Smart Content: The Content Analytics Conference

Full Agenda

The Smart Content program for Tuesday, October 19, 2010 is described in the agenda that follows. Click here for an outline agenda without talk descriptions. The program is complete.

8:00 am-9:00 am Registration & Coffee
Morning Session
9:00 am-9:20 am Chair's Welcome
An introduction to Smart Content: the business challenge, the market, solutions, and the conference.
Seth Grimes, Alta Plana Corporation
9:20 am-10:20 am Visionaries Panel
The business of Smart Content as described and discussed by executive visionaries representing the worlds of content management, analytics, and applications.
Moderator: John Blossom, President, Shore Communications Inc.
Natasha Fogel, EVP, Edelman StrategyOne
Michael Lavitt, the McGraw-Hill Companies
Mark Stefik, Research Fellow, Palo Alto Research Center (PARC)
10:20 am-10:55 am What Business Innovators Need to Know about Content Analytics
Big picture issues for content analytics, Web 3.0, and semantic search: An introduction to the technologies as related to the smart content business problem, defined as creating findable, meaningful, and reusable content.
Jeff Fried, CTO, BA-Insight
10:55 am-11:15 am Break
Lightning Talks
11:15 am-12:45 am Lightning Talks
Brooke Aker, CEO, Expert System USA
We will show how semantic processing supports the explicit understanding (e.g. entities, categories , events) and implicit understanding (e.g. emotions, behaviors, motivations) necessary for superior online advertising content matching. Contextual Advertising is a misnomer since it runs on keyword matching only. Yet it is the predominate form of content to advertising matching. More recently semantic processing and matching of content to ads on explicit dimensions (e.g. entities, categories , events) has been shown to be a superior approach. In this talk we will show where the future of this semantic advertising approach is headed by adding the implicit dimensions (e.g. emotions, behaviors, motivations) that can be understood during the matching process.

Marty Betz, FirstRain
How new technology is enabling Intelligent Business Search from the Web
The talk will cover the new technology ground being broken to make the Web a relevant, actionable database for business people. The speaker will cover how business intelligence style results and reports can be created for investors and sales and marketing people by leveraging new advances in semantic search, pattern and fact detection and anomaly detection on broad, diverse web content.

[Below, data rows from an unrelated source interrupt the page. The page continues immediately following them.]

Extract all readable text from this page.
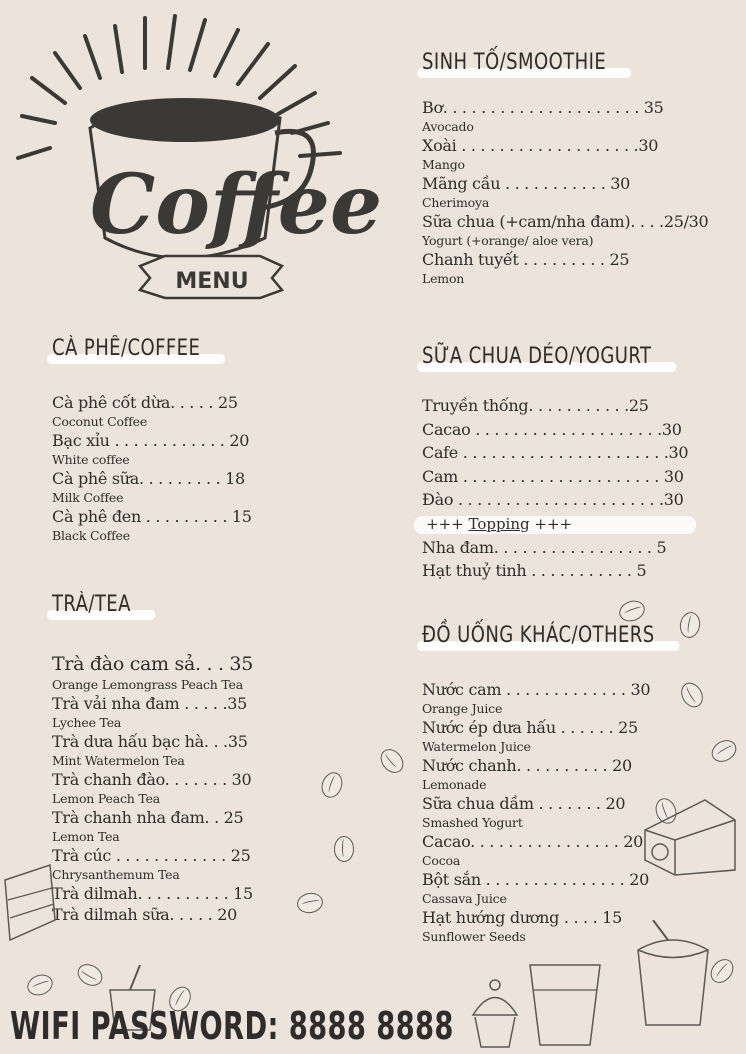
Coffee
MENU
CÀ PHÊ/COFFEE
Cà phê cốt dừa. . . . . 25
Coconut Coffee
Bạc xỉu . . . . . . . . . . . . 20
White coffee
Cà phê sữa. . . . . . . . . 18
Milk Coffee
Cà phê đen . . . . . . . . . 15
Black Coffee
TRÀ/TEA
Trà đào cam sả. . . 35
Orange Lemongrass Peach Tea
Trà vải nha đam . . . . .35
Lychee Tea
Trà dưa hấu bạc hà. . .35
Mint Watermelon Tea
Trà chanh đào. . . . . . . 30
Lemon Peach Tea
Trà chanh nha đam. . 25
Lemon Tea
Trà cúc . . . . . . . . . . . . 25
Chrysanthemum Tea
Trà dilmah. . . . . . . . . . 15
Trà dilmah sữa. . . . . 20
SINH TỐ/SMOOTHIE
Bơ. . . . . . . . . . . . . . . . . . . . . 35
Avocado
Xoài . . . . . . . . . . . . . . . . . . .30
Mango
Mãng cầu . . . . . . . . . . . 30
Cherimoya
Sữa chua (+cam/nha đam). . . .25/30
Yogurt (+orange/ aloe vera)
Chanh tuyết . . . . . . . . . 25
Lemon
SỮA CHUA DẺO/YOGURT
Truyền thống. . . . . . . . . . .25
Cacao . . . . . . . . . . . . . . . . . . . .30
Cafe . . . . . . . . . . . . . . . . . . . . . .30
Cam . . . . . . . . . . . . . . . . . . . . . 30
Đào . . . . . . . . . . . . . . . . . . . . . .30
+++ Topping +++
Nha đam. . . . . . . . . . . . . . . . . 5
Hạt thuỷ tinh . . . . . . . . . . . 5
ĐỒ UỐNG KHÁC/OTHERS
Nước cam . . . . . . . . . . . . . 30
Orange Juice
Nước ép dưa hấu . . . . . . 25
Watermelon Juice
Nước chanh. . . . . . . . . . 20
Lemonade
Sữa chua dầm . . . . . . . 20
Smashed Yogurt
Cacao. . . . . . . . . . . . . . . . 20
Cocoa
Bột sắn . . . . . . . . . . . . . . . 20
Cassava Juice
Hạt hướng dương . . . . 15
Sunflower Seeds
WIFI PASSWORD: 8888 8888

Charles-Olivier Simard, Product Manager, Semantic Technologies, Open Text

Steve Kearns, Basis Technology
This lightning talk will outline the Odyssey Analytics Platform, a solutions platform from Basis Technology that centralizes the identification, analysis, indexing, and querying of unstructured information, in more than twenty languages. We will describe some of the challenges that organizations face when building and using analytics technology on a global scale -- in terms of both scalability and language -- and how these challenges can be overcome using the right mix of technology and system architecture.

David Koppel, Co-founder, Subtext3
Extracting demographic information from free text

Sentiment analysis is being used to find out what the blogosphere thinks about various products and subjects. This information would be far more useful if we could associate demographic data with these sentiments. Instead of saying that 20% of bloggers like Vodka, we could say 60% of men between 35 and 50 like Vodka. Subtext3 can provide that data based on 15 years of machine learning experience geared towards identifying gender and age based on analyzing writing samples.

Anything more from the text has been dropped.